Limitations of Prior Work: Existing synthetic hand datasets (e.g., RHD, ObMan, DARTset, RenderIH) possess various limitations: simplistic backgrounds, limited textures, lack of forearms, or absent object interaction. Because these datasets differ from real data across multiple dimensions simultaneously, isolating the individual contribution of each factor has been impossible.

Key Challenge: Compared to faces and human bodies, hands present more severe self-occlusions and object occlusions. Coupled with the varying skeletal topologies used across different datasets (such as MANO with 21 joints vs. NIMBLE with 25 joints), the origins of the domain gap are complex and highly intertwined.

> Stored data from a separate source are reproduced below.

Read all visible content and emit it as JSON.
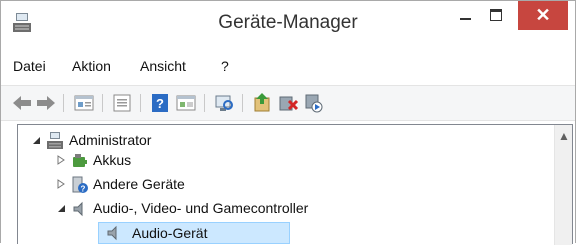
{
  "window": {
    "title": "Geräte-Manager",
    "close_glyph": "✕",
    "accent_close": "#c7463f"
  },
  "menu": [
    "Datei",
    "Aktion",
    "Ansicht",
    "?"
  ],
  "toolbar_icons": [
    "back-icon",
    "forward-icon",
    "properties-icon",
    "list-icon",
    "help-icon",
    "view-icon",
    "scan-icon",
    "update-driver-icon",
    "uninstall-icon",
    "enable-icon"
  ],
  "tree": {
    "root": "Administrator",
    "items": [
      {
        "label": "Akkus",
        "icon": "battery-icon",
        "expanded": false
      },
      {
        "label": "Andere Geräte",
        "icon": "unknown-device-icon",
        "expanded": false
      },
      {
        "label": "Audio-, Video- und Gamecontroller",
        "icon": "speaker-icon",
        "expanded": true
      }
    ],
    "child": {
      "label": "Audio-Gerät",
      "icon": "speaker-icon",
      "selected": true
    }
  }
}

Core Idea: To design a controllable data synthesis pipeline capable of independently regulating various image components (hand texture, background, arm, object, and pose distribution), thereby decomposing and analyzing the contribution of each component to the domain gap.

Method¶

Overall Architecture¶

A high-quality synthesis pipeline based on the NIMBLE hand model and Blender rendering is designed to support independent control of hand textures (linear interpolation of 38 genuine textures), backgrounds (669 HDRI scenes), pose distributions, arms, and object occlusions. By segmenting arms and objects from real images using Grounding DINO and SAM, and combining them into synthetic images, controllable comparative experiments are enabled.

Key Designs¶

High-Quality Hand Model Rendering:
- Function: Renders 3D hands with realistic bones, muscles, skin, and textures based on the NIMBLE model.
- Mechanism: NIMBLE provides a finer mesh than MANO (5,990 vertices vs. 778 vertices). The texture model \(\mathcal{A}(\alpha) = \bar{A} + \Phi\alpha\) achieves diversity through linear interpolation across 38 real hand texture assets, including diffuse, specular, and normal maps.
- Design Motivation: MANO textures are limited and unrealistic; thus, a higher-fidelity hand model is required to bridge the domain gap.
Decomposition & Composition:
- Function: Segments forearms and objects from real images and blends them into synthetic images.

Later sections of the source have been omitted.